Football

Brian Howard doesn't regret time-out as he targets another Sam Maguire title with Dublin

Brian Howard only returned to the Dublin panel at the end of February but his form has been good enough for him to be a regular in the second half of the season
Brian Howard only returned to the Dublin panel at the end of February but his form has been good enough for him to be a regular in the second half of the season

NOT too long after last year’s Championship was over, Brian Howard rolled the dice.

He’d been playing for Dublin teams at various grades since he was a young teenager and decided it was time to gamble.

It wasn’t that he was putting his inter-county career on the line.

But by informing Dessie Farrell and the Dublin management that he was bowing to his wanderlust and taking a five-month travel break, he accepted there would be a toll to pay.

But the fun part first. Howard and his partner initially took 10 weeks out and travelled around south east Asia at the tailend of 2022, eventually coming home for Christmas before pulling out their passports again and leaving for another two months or so.

The versatile half-back speaks about ‘the sunshine of the Bali beaches’ and eye-opening experiences in Indonesia, a far cry from Blessington in Wicklow where Dublin opened their O’Byrne Cup campaign on a God awful wet evening in early January.

Howard only returned to inter-county training in late February and didn’t actually start a competitive game for Dublin until the Leinster final, their 13th game of the year.

Since then, he has been an ever-present, starting six Championship games in a row and it would be a major surprise if he is left out for Sunday’s All-Ireland final against Kerry.

But was it a risk, leaving the jersey empty for so long as he did?

“Big time, and I was under no illusion that it was going to be tough to get back in,” said the 2018 and 2019 Allstar.

“But I got an opportunity to go away and I thought it was the right time. Huge risk to take, yeah, but I enjoyed it. The hunger never left but I would say I’m hungrier now more than ever. But it was a risk and management said, ‘Look, be under no illusion, when you come back in you are not going to be handed anything just off reputation’.”

Howard is one of 56 different players that Farrell has handed game-time to this year, in all competitions, so it’s not as if there weren’t other options.

But when fully tuned in and fit, he is also a special talent who can perform a wide range of functions for the team, anywhere from half-back to half-forward.

He could have simply taken a year out, or longer, a la Jack McCaffrey, Paul Mannion and Stephen Cluxton. But that was never an option in Howard’s mind.

“No, and I had that conversation too, I said, ‘I’d never take a year out, I love what I do, I love representing Dublin and representing the county’,” he revealed.

“This is something I see myself doing for the next couple of years, until I’m not able to any longer basically.

“So I had that conversation and said that if there was a risk of not being able to get back into the squad, then I wouldn’t have went, I would have sacrificed travelling.”

A few years back, when Howard and Raheny club-mate Brian Fenton won midfield Allstars together, they looked set to form a thrilling partnership there for many years to come. 

Fenton remained in his spot but Howard’s positioning has been more fluid, popping up wherever the need has been greatest between the two 45-metre lines.

The other big change since then has been to Dublin’s status.

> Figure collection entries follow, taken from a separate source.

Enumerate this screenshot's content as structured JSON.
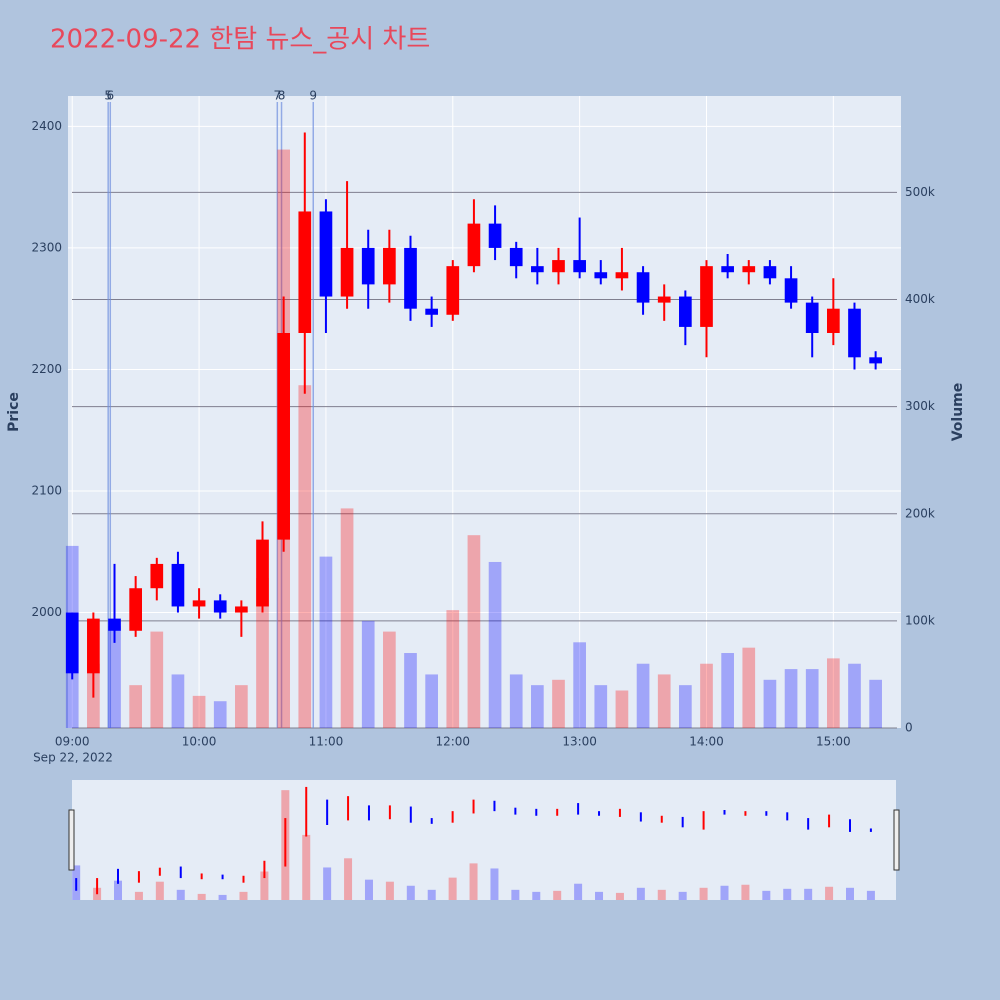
{
  "chart_data": {
    "type": "candlestick",
    "title": "2022-09-22 한탐 뉴스_공시 차트",
    "y_title": "Price",
    "y2_title": "Volume",
    "x_date_label": "Sep 22, 2022",
    "x": [
      "09:00",
      "09:10",
      "09:20",
      "09:30",
      "09:40",
      "09:50",
      "10:00",
      "10:10",
      "10:20",
      "10:30",
      "10:40",
      "10:50",
      "11:00",
      "11:10",
      "11:20",
      "11:30",
      "11:40",
      "11:50",
      "12:00",
      "12:10",
      "12:20",
      "12:30",
      "12:40",
      "12:50",
      "13:00",
      "13:10",
      "13:20",
      "13:30",
      "13:40",
      "13:50",
      "14:00",
      "14:10",
      "14:20",
      "14:30",
      "14:40",
      "14:50",
      "15:00",
      "15:10",
      "15:20"
    ],
    "open": [
      2000,
      1950,
      1995,
      1985,
      2020,
      2040,
      2005,
      2010,
      2000,
      2005,
      2060,
      2230,
      2330,
      2260,
      2300,
      2270,
      2300,
      2250,
      2245,
      2285,
      2320,
      2300,
      2285,
      2280,
      2290,
      2280,
      2275,
      2280,
      2255,
      2260,
      2235,
      2285,
      2280,
      2285,
      2275,
      2255,
      2230,
      2250,
      2210
    ],
    "high": [
      2000,
      2000,
      2040,
      2030,
      2045,
      2050,
      2020,
      2015,
      2010,
      2075,
      2260,
      2395,
      2340,
      2355,
      2315,
      2315,
      2310,
      2260,
      2290,
      2340,
      2335,
      2305,
      2300,
      2300,
      2325,
      2290,
      2300,
      2285,
      2270,
      2265,
      2290,
      2295,
      2290,
      2290,
      2285,
      2260,
      2275,
      2255,
      2215
    ],
    "low": [
      1945,
      1930,
      1975,
      1980,
      2010,
      2000,
      1995,
      1995,
      1980,
      2000,
      2050,
      2180,
      2230,
      2250,
      2250,
      2255,
      2240,
      2235,
      2240,
      2280,
      2290,
      2275,
      2270,
      2270,
      2275,
      2270,
      2265,
      2245,
      2240,
      2220,
      2210,
      2275,
      2270,
      2270,
      2250,
      2210,
      2220,
      2200,
      2200
    ],
    "close": [
      1950,
      1995,
      1985,
      2020,
      2040,
      2005,
      2010,
      2000,
      2005,
      2060,
      2230,
      2330,
      2260,
      2300,
      2270,
      2300,
      2250,
      2245,
      2285,
      2320,
      2300,
      2285,
      2280,
      2290,
      2280,
      2275,
      2280,
      2255,
      2260,
      2235,
      2285,
      2280,
      2285,
      2275,
      2255,
      2230,
      2250,
      2210,
      2205
    ],
    "volume": [
      170000,
      60000,
      95000,
      40000,
      90000,
      50000,
      30000,
      25000,
      40000,
      140000,
      540000,
      320000,
      160000,
      205000,
      100000,
      90000,
      70000,
      50000,
      110000,
      180000,
      155000,
      50000,
      40000,
      45000,
      80000,
      40000,
      35000,
      60000,
      50000,
      40000,
      60000,
      70000,
      75000,
      45000,
      55000,
      55000,
      65000,
      60000,
      45000
    ],
    "increasing_color": "#ff0000",
    "decreasing_color": "#0000ff",
    "xlim": [
      "08:58",
      "15:32"
    ],
    "xticks": [
      "09:00",
      "10:00",
      "11:00",
      "12:00",
      "13:00",
      "14:00",
      "15:00"
    ],
    "ylim": [
      1905,
      2425
    ],
    "yticks": [
      2000,
      2100,
      2200,
      2300,
      2400
    ],
    "y2lim": [
      0,
      590000
    ],
    "y2ticks": [
      0,
      {
        "value": 100000,
        "label": "100k"
      },
      {
        "value": 200000,
        "label": "200k"
      },
      {
        "value": 300000,
        "label": "300k"
      },
      {
        "value": 400000,
        "label": "400k"
      },
      {
        "value": 500000,
        "label": "500k"
      }
    ],
    "annotations": [
      {
        "x": "09:17",
        "label": "5"
      },
      {
        "x": "09:18",
        "label": "6"
      },
      {
        "x": "10:37",
        "label": "7"
      },
      {
        "x": "10:39",
        "label": "8"
      },
      {
        "x": "10:54",
        "label": "9"
      }
    ],
    "grid": true,
    "rangeslider": true
  }
}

They are no longer the hunted.

An All-Ireland U21 winner in 2017, Howard started or came on in each of the 2018, 2019 and 2020 final wins but 2021 and 2022 ended in relative disappointment and semi-final defeats.

“To say it wasn’t easy is an understatement,” said Howard of missing the finals in those years.

“They were actually tough to watch, because I know how precious and privileged they are.”

Stephen Cluxton presumably felt the same because he plucked himself from retirement midway through this season and, like Howard, has been an ever-present for the majority of the Championship.

“I remember his first evening back, I was sitting in a room in Parnell Park and he just casually walks in the door,” said Howard.

“I was looking to see what people were thinking but he just walked in and sat down and started talking away.”

Business as usual. That’s what Howard is all about too. Even if it’s rarely straight-forward navigating the Kerry challenge at Croke Park.

“They’ve got top-class forwards,” said Howard, who singled out David Clifford. 

“He’s just amazing. You sort of just have to admire him but we don’t have too bad forwards either.”